If times were bad, ran the old-timey wisdom about such things, then a man’s real worth might not always square with what he was reduced to doing in a “tight.” Besides, as Oak Cliff’s own Bonnie Parker and that Oklahoma fellow Pretty Boy Floyd had proved, some thieves from decent working families weren’t half as sorry as “the laws” sent out to chase them. As boys, Leck and Cece had unaccountably “gone to the bad,” chasing down raw country girls and drinking liquor on the sly by the time they were twelve or thirteen. To their credit, they always excluded their beloved “baby bud” from their openly criminal pursuits. During that attempted bank holdup—whenever, wherever it took place—Leck had escaped, and Cece had been caught in a cotton field and sentenced to a cotton field. So went the family legend as whispered by the Baileys, and I assumed that’s why Leck was present in the Lewis pew at the viewing of the bodies, trying to comfort his mother, and Cece’s absence was never even mentioned.

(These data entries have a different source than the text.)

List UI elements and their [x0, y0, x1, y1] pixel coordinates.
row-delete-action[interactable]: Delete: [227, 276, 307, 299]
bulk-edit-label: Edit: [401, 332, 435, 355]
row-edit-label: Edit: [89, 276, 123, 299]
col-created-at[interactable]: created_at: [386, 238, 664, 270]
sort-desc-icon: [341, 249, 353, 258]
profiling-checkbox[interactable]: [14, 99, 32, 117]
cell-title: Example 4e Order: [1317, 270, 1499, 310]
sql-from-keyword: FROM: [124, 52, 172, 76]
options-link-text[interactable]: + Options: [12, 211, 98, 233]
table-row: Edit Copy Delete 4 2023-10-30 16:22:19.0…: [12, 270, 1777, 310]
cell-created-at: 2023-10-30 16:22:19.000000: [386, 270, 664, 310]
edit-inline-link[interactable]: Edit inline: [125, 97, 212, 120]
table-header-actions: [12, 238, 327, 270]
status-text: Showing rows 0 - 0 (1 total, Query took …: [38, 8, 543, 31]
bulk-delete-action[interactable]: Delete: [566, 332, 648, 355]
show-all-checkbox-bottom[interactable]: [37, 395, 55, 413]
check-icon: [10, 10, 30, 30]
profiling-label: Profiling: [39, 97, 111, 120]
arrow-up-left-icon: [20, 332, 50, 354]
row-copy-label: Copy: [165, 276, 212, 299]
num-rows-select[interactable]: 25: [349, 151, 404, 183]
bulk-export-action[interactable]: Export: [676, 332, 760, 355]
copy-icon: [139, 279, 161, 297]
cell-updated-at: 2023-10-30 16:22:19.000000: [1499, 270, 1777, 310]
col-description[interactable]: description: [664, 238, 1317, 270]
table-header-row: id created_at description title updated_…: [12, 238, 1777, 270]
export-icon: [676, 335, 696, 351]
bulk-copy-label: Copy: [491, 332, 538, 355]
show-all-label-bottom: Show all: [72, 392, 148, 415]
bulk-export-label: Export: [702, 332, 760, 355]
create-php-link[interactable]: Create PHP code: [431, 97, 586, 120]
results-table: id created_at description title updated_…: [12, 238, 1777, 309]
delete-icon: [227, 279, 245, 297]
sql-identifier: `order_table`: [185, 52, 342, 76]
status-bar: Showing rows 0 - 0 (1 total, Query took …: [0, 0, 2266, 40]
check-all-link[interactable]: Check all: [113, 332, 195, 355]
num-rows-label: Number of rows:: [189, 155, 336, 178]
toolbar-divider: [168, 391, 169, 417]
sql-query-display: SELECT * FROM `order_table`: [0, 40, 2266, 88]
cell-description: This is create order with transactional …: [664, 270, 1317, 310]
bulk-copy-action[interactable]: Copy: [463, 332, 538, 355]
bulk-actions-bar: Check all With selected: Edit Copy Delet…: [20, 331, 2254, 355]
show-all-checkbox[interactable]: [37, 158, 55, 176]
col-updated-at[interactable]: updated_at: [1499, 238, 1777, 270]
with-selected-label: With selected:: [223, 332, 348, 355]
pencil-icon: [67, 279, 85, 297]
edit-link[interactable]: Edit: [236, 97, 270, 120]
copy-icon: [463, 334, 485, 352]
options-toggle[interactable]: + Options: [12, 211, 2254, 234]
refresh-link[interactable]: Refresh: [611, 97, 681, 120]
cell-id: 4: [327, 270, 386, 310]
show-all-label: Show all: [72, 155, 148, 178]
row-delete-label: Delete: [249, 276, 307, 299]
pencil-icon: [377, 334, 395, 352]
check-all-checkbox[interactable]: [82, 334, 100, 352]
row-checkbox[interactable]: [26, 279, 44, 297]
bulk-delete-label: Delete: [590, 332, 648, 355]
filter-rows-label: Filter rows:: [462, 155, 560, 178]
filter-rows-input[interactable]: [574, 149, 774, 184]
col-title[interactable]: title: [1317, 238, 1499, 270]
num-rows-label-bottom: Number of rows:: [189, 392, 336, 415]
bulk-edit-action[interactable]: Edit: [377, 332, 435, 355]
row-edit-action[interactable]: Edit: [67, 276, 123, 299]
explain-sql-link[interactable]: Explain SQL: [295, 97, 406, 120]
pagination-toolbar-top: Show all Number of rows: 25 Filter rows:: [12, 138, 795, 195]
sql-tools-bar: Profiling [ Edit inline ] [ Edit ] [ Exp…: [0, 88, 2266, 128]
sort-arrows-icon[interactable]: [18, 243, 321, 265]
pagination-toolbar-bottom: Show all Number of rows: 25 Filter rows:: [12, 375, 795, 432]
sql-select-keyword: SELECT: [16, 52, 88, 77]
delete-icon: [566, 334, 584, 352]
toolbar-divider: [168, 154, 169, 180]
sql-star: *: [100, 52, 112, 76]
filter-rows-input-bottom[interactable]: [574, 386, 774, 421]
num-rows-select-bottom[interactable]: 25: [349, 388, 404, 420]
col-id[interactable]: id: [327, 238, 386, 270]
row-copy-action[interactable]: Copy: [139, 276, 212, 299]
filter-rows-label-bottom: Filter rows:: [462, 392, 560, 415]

It was part of the immutable mystery that I wouldn’t be able to puzzle out for some time to come.

The Baptist preacher, hired by the undertaker, paced between Opal’s and Grover’s biers, talking about “estranged souls” and how some were called to the light and others to darkness. Grandma Annie and Daddy Will Lewis, my father’s parents, wept in shame and grief, all the more humiliated, I knew, to be showing their feelings in front of a roomful of strangers who seemed to despise them. They’d ridden a Greyhound bus south from the little Hill Country town of Lampasas, packing a sack lunch and bringing along a cake for us children. Next to Opal and Grover, they were the people closest to me in the world, and I kept wanting to run to their sides, but I was firmly wedged between Bill and Millie Cox on the Bailey side of the aisle, and Millie wouldn’t let go of me. She was my mother’s next-youngest sister, a woman I’d known only a short time but had already begun to fear.

“Goodbye If You Call that Gone” was the beginnings of the memoir that Grover Lewis was working on when he died of lung cancer in 1995. It is part of the collection, Splendor in the Short Grass: The Grover Lewis Reader, edited by Jan Reid and W.K. Stratton.